Aug. 19--ATLANTIC CITY -- Revel's waning days stand in stark contrast to just over three years ago, when its chief executive at the time, Kevin DeSanctis, wowed everyone at the East Coast Gaming Congress with his vision.

Four months before, in early February 2011, Revel had secured $1.15 billion in new financing to finish construction, which had been halted for more than a year by the recession and frozen lending.

In April 2010, Morgan Stanley, Revel's original chief financial backer and operator, had decided to pull out of the project, taking a $932 million loss on it, rather than spending the $1 billion that finishing the casino would cost. The bank's withdrawal set off a scramble for new financing that included Gov. Christie's getting involved.

The state of New Jersey, thanks to Christie, kicked in a critical final piece -- $261 million in financing to ensure Revel would get built.

Then on May 24, 2011, DeSanctis captivated industry leaders, regulators, consultants, and journalists in the Atlantic City Convention Center with a video. The room watched in rapt silence as computer renderings of the gleaming, 57-floor casino draped in steel and blue glass flashed on the giant screen.

"Atlantic City has the most potential, in my view, of any market in the Northeast," DeSanctis said. Images of Revel's planned features rolled, including two theaters, a dozen celebrity-chef restaurants, luxury retail shops, hip nightclubs, a spa, 10 pools, and its own beach to complement a 150,000-square-foot casino.

Now, as the postmortems are pronounced after its second bankruptcy, a recurring conclusion is that Revel probably was the right idea at the wrong time and place.

In a note to investors on Thursday, gaming analyst Andrew Zarnett of Deutsche Bank AG wrote: Revel "should never have been built, not because of its bad design, location, or business plan, but because you just don't add more supply in a declining revenue market where competitors are bringing supply closer to your feeder markets."

After DeSanctis gave his presentation in 2011, he got a rousing standing ovation. In the audience was Michael Paladino, a gaming analyst for Fitch Ratings, who had been part of a Wall Street panel hours earlier on the gambling landscape ahead.

He recalled telling the audience that for the most part, Revel's "going to be cannibalizing the existing operators."

Revel modeled itself after Borgata, the city's top-grossing casino, and aimed for its clientele. But it never drew them.

Tom Ballance, president and chief operating officer of Borgata, was hired by Boyd Gaming Corp. in 1998 to oversee development of that casino. He said in fairness, Revel faced conditions that didn't exist when Borgata opened nine years earlier, in July 2003.

"The Atlantic City market had grown for years before we entered it, so we were adding supply in a growing market," Ballance said last week. "And 2003 was a very healthy economy -- housing and employment was high. It was a great time to open a casino in Atlantic City.
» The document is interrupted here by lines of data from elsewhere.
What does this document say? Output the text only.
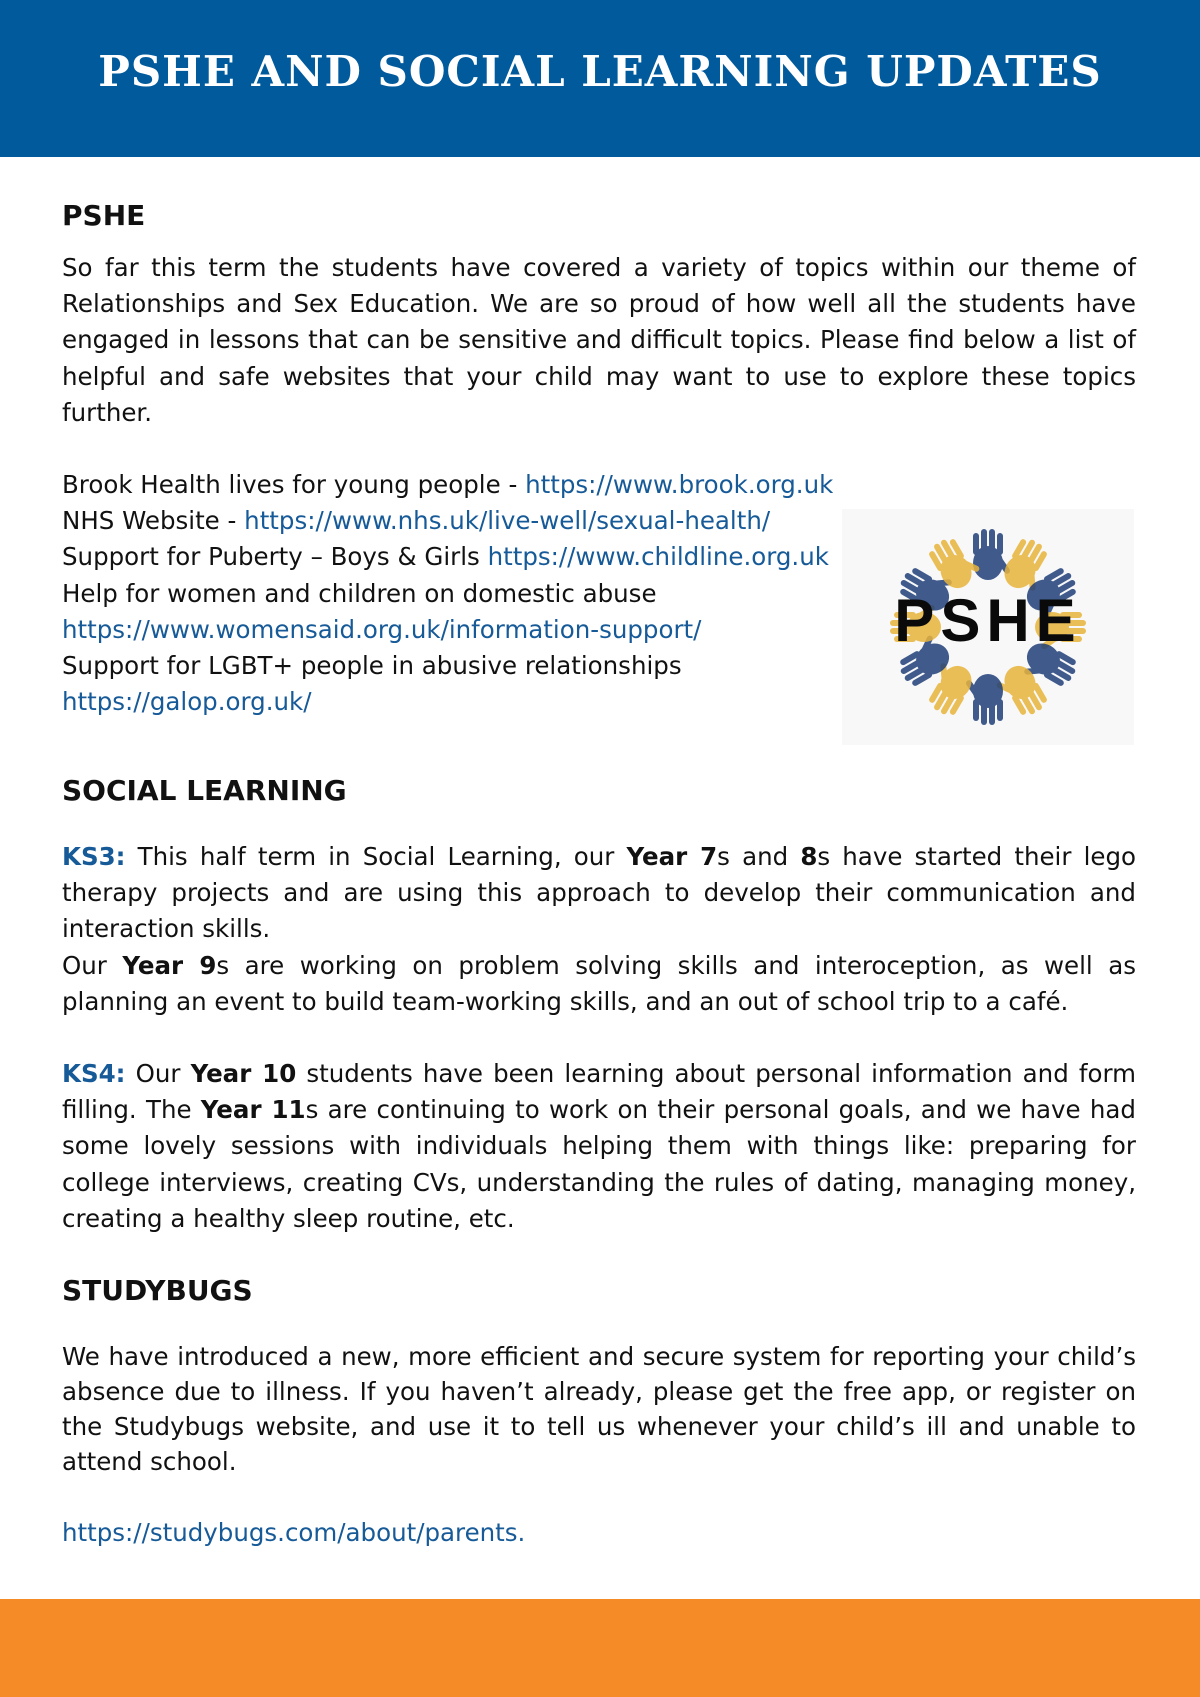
PSHE AND SOCIAL LEARNING UPDATES
PSHE

So far this term the students have covered a variety of topics within our theme of Relationships and Sex Education. We are so proud of how well all the students have engaged in lessons that can be sensitive and difficult topics. Please find below a list of helpful and safe websites that your child may want to use to explore these topics further.

Brook Health lives for young people - https://www.brook.org.uk
NHS Website - https://www.nhs.uk/live-well/sexual-health/
Support for Puberty – Boys & Girls https://www.childline.org.uk
Help for women and children on domestic abuse
https://www.womensaid.org.uk/information-support/
Support for LGBT+ people in abusive relationships
https://galop.org.uk/
PSHE
SOCIAL LEARNING

KS3: This half term in Social Learning, our Year 7s and 8s have started their lego therapy projects and are using this approach to develop their communication and interaction skills.

Our Year 9s are working on problem solving skills and interoception, as well as planning an event to build team-working skills, and an out of school trip to a café.

KS4: Our Year 10 students have been learning about personal information and form filling. The Year 11s are continuing to work on their personal goals, and we have had some lovely sessions with individuals helping them with things like: preparing for college interviews, creating CVs, understanding the rules of dating, managing money, creating a healthy sleep routine, etc.

STUDYBUGS

We have introduced a new, more efficient and secure system for reporting your child’s absence due to illness. If you haven’t already, please get the free app, or register on the Studybugs website, and use it to tell us whenever your child’s ill and unable to attend school.

https://studybugs.com/about/parents.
"April 2012 was a much more challenging environment," he said. "The A.C. market had been shrinking, and Revel had to compete against regional competition that didn't exist [in 2003], and macroeconomic conditions were much different. That's a fundamental difference."

Game on

The state assistance for Revel was a prospective tax credit, meaning the casino wouldn't see a dime until it turned a profit, but it was needed to assure banks and investors that the project had what it needed to forge ahead.

Christie traveled to the stalled construction site on Feb. 1, 2011, for a news conference in what was then just a shell of the casino. The governor, standing on a mound of dirt with a few structural beams behind him, proclaimed, as hundreds of workers cheered, that construction was moving ahead.